Eventually the systems ability to do that work will cease (due do a lack of energy input or some decay in the system itself) and the balance will return to favor decay. We can be assured it will happen just because there are always more ways for random interactions to introduce disorder into a a system than there for random interactions to introduce more order.
The most common dismissal of the second law is the compensation argument…that the loss of order in the sun more than offsets the gains seen throughout evolutionary history…is too often uncritically accepted. The disorder increasing in the sun is essential as an energy source…but the raw energy and heat it provides to the system is not sufficient in itself to balance the probabilities involved in evolutionary scenarios. For order to win, something has to do the real work of bringing the probabilities involved more into balance.
Since there is positive evidence in many scientific disciplines that evolution has occurred, we have scientific reasons to think that the whole of the evolutionary process is capable of balancing the probabilities. At the same time I think it is fair to say that people who believe that evolution has occurred usually are convinced more by that positive evidence than they are by a thorough analysis of the multiplicity involved in how the various probabilities balance.
Personally, I don’t believe selection alone working on truly random (meaning unguided in some way…natural or supernatural) is enough to overcome the probability imbalance that most everyone admits exists…even if they argue endlessly about the degree of the imbalance. I come from a background in physics and information systems design, so I understand the complexity involved in building information processing systems (or any physical systems for that matter) that function well…and I have very little fear that an evolutionary software design system will someday take my job.
Random changes can and will move the system toward order some percentage of the time, but if any significant imbalance exists between the probability of advance and the probability of decline, the multiplicity of the system will result in a net decrease in order over time.

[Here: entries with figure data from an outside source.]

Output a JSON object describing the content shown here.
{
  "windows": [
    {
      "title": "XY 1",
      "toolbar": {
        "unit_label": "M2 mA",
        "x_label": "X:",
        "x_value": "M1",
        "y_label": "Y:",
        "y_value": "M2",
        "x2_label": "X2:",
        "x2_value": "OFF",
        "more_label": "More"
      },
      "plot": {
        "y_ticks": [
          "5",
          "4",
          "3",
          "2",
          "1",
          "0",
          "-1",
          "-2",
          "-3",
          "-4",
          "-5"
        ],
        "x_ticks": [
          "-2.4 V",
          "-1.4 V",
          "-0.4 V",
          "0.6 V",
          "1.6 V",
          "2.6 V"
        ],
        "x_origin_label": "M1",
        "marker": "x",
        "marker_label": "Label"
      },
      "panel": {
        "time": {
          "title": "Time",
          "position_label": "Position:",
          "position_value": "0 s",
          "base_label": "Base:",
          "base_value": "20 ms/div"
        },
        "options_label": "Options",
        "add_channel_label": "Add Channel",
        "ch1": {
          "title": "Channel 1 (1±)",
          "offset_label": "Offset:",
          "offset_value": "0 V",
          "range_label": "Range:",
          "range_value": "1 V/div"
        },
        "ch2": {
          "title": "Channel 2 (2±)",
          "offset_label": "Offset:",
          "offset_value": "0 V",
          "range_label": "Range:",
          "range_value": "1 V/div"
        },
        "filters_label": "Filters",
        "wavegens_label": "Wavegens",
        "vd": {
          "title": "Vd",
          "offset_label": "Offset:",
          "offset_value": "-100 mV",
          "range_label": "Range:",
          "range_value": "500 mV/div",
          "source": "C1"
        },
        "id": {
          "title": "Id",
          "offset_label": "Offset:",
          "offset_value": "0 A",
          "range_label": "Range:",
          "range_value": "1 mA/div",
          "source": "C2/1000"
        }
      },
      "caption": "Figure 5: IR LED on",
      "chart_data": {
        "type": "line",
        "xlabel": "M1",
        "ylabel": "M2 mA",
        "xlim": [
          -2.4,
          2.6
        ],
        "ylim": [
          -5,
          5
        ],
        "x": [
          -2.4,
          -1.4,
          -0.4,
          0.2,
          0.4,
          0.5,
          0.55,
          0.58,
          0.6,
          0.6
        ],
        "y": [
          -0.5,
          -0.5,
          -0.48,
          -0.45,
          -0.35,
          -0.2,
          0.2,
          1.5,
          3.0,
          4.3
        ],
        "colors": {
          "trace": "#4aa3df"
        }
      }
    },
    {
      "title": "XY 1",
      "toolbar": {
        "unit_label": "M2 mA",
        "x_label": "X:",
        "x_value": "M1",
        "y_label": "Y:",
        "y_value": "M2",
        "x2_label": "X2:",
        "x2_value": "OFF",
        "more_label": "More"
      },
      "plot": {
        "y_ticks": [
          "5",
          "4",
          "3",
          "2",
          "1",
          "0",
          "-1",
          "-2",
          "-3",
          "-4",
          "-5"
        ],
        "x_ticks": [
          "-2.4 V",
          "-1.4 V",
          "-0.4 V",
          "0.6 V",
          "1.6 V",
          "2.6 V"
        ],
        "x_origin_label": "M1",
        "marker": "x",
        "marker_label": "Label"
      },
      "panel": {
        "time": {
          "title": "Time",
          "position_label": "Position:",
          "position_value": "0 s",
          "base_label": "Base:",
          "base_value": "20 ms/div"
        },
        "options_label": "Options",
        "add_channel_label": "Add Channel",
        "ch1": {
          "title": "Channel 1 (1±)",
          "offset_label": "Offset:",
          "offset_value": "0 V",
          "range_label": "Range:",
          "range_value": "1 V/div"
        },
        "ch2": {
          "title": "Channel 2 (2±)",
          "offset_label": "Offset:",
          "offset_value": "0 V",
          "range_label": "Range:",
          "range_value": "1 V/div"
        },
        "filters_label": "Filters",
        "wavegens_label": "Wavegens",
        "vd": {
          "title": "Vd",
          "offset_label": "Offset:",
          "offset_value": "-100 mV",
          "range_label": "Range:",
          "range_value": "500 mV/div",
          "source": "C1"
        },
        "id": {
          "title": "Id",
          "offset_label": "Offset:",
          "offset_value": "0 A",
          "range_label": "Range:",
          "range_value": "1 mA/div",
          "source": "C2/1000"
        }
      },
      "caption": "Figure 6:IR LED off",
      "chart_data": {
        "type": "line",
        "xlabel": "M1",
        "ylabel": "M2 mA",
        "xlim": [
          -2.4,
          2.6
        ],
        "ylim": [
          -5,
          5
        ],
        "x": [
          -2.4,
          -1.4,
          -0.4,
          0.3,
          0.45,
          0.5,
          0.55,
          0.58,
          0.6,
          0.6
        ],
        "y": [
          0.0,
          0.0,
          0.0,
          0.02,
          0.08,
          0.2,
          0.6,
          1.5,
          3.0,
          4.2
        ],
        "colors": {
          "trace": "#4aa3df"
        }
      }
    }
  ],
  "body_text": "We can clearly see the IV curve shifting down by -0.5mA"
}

If evolution works…and like I already said…there is a large amount of positive scientific evidence that it does (so be kind :-))…it is because SOMETHING is causing the individual mutation events to move toward order (in the form of fitness for the environment) at least slightly more often than they move toward disorder…or the process would be powerless to resist the law of large numbers acting on the fact that each truly random unguided change has a MUCH better chance of breaking something than it does of building something.